Most states that have legalized adult-use began with medical cannabis programs first.

“I don’t think anyone has taken three years to expand from medical to adult-use. It’s the standard practice: OK, we have dispensaries, now these dispensaries can sell to adults via regulations.”

The four medical cannabis dispensaries now open are the only places that potentially could sell pot seeds and clone plants to Virginians legally. This would not only allow consumers to make a legal purchase, it also allows them to grow the four pot plants without doing anything illegal to plant them in the first place.

“And that’s Virginia,” said Pedini. “What are you guarding against? You are only creating protections for the illicit Virginia operators.”

If the four (someday five) medical cannabis dispensaries can sell both medical and adult-use cannabis, it reduces illicit market activity.

The marijuana legislation also included a new agency, the Virginia Cannabis Control Authority, to oversee the establishment of regulations that will govern the adult-use market and determine cannabis policy in the Commonwealth.

What can Virginians do?

In the meantime, if Virginians can’t purchase anything legally in Virginia, can they get marijuana plants from outside the state and bring them in?

“It is illegal to transport any cannabis across any state lines,” answered Pedini.

If Virginians are cultivating those plants now or in the future for personal use, is that illegal?

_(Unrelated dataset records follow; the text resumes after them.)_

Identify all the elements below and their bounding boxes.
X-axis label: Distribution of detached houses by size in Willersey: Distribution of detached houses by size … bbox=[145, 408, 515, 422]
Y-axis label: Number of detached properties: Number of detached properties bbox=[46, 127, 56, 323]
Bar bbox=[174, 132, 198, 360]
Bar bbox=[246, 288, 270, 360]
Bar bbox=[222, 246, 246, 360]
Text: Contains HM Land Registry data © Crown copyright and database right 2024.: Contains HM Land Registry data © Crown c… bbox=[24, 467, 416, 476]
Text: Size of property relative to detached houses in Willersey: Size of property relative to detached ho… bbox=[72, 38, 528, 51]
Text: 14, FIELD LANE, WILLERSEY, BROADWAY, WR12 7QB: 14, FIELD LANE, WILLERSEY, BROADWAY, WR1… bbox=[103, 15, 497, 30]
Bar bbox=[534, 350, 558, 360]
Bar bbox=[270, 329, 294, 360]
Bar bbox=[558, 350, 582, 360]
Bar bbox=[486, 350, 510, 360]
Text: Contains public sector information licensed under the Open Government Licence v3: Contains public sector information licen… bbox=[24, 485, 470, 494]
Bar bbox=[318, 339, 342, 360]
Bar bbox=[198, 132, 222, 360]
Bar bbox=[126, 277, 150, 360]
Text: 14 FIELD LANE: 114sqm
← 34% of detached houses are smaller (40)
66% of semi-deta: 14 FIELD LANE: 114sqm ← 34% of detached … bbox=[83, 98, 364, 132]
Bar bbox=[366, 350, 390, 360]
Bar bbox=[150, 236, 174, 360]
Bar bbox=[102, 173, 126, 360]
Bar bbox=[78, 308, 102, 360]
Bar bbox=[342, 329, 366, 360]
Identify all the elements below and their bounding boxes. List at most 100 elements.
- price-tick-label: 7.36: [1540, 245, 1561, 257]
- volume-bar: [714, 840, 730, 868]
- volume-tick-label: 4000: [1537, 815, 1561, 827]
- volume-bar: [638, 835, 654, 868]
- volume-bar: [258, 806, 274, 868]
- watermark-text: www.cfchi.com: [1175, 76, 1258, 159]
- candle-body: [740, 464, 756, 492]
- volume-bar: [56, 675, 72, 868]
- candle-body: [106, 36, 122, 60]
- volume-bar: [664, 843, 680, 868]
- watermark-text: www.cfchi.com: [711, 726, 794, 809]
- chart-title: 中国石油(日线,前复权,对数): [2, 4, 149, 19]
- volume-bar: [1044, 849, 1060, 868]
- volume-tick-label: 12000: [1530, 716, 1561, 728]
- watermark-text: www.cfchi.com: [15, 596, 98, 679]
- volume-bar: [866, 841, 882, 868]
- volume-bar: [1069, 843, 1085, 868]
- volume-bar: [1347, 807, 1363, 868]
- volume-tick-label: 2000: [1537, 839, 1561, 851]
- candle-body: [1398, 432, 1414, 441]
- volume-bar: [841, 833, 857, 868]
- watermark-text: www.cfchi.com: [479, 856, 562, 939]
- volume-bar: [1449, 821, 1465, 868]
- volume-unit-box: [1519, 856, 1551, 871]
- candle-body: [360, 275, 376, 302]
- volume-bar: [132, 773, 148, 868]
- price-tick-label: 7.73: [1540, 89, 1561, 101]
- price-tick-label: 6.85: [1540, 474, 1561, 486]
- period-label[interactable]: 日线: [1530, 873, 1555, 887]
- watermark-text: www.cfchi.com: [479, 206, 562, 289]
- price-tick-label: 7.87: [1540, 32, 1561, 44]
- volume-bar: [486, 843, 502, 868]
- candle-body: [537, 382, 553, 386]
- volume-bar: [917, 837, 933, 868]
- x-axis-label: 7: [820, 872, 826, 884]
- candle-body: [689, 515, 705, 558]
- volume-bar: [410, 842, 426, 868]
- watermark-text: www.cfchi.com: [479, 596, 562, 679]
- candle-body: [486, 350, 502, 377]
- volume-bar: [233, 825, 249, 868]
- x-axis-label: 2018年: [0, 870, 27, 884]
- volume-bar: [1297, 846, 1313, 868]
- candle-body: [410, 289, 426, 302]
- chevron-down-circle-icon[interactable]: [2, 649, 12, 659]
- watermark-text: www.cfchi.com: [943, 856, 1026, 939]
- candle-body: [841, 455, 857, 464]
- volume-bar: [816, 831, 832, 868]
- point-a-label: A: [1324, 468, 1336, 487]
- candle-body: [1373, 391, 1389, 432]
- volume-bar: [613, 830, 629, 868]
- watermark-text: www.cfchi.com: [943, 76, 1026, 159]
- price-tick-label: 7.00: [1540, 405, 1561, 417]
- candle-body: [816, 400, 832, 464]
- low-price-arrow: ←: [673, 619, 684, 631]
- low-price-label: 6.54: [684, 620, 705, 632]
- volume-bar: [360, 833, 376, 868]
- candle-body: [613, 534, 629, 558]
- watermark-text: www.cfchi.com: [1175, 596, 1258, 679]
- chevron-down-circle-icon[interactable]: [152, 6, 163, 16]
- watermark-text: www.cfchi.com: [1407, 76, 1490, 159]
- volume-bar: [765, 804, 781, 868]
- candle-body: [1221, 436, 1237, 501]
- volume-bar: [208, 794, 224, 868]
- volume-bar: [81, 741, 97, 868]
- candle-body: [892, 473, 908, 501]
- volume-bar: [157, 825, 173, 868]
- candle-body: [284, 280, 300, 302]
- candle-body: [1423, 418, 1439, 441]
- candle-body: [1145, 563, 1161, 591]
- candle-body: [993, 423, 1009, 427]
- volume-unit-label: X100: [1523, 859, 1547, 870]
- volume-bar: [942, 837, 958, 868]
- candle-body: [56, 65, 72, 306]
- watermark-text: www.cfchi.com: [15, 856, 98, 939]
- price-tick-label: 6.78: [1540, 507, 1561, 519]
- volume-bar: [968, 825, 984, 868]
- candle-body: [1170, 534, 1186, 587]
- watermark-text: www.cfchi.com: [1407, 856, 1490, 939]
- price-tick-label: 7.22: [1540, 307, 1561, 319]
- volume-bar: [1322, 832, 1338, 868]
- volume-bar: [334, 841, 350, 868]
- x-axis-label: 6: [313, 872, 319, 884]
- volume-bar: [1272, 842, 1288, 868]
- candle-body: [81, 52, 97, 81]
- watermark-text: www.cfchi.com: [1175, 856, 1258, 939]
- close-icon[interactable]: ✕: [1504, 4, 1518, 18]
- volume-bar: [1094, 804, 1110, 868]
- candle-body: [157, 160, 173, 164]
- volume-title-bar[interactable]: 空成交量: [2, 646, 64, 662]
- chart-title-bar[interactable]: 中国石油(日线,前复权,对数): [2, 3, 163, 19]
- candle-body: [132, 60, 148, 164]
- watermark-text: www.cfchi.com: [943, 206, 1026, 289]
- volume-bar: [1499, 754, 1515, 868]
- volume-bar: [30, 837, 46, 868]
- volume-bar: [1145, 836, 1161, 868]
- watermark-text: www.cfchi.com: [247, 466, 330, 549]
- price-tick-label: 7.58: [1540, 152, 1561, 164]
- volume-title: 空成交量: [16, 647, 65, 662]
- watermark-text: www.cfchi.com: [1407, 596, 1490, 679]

“Now, yes, personal cultivation is illegal. After July 1, if they are 21 and up, then it is legal.”

If they buy pot out of state and bring it in state to roll/smoke, is that illegal?

“It is illegal to transport any cannabis across any state lines.”

So what exactly can Virginians do?

Vote wisely in November, said Pedini, and contact lawmakers and ask them to expedite access through Virginia’s already operational medical cannabis dispensaries.

“Dispensaries are already open and they’re not allowed to shop there.”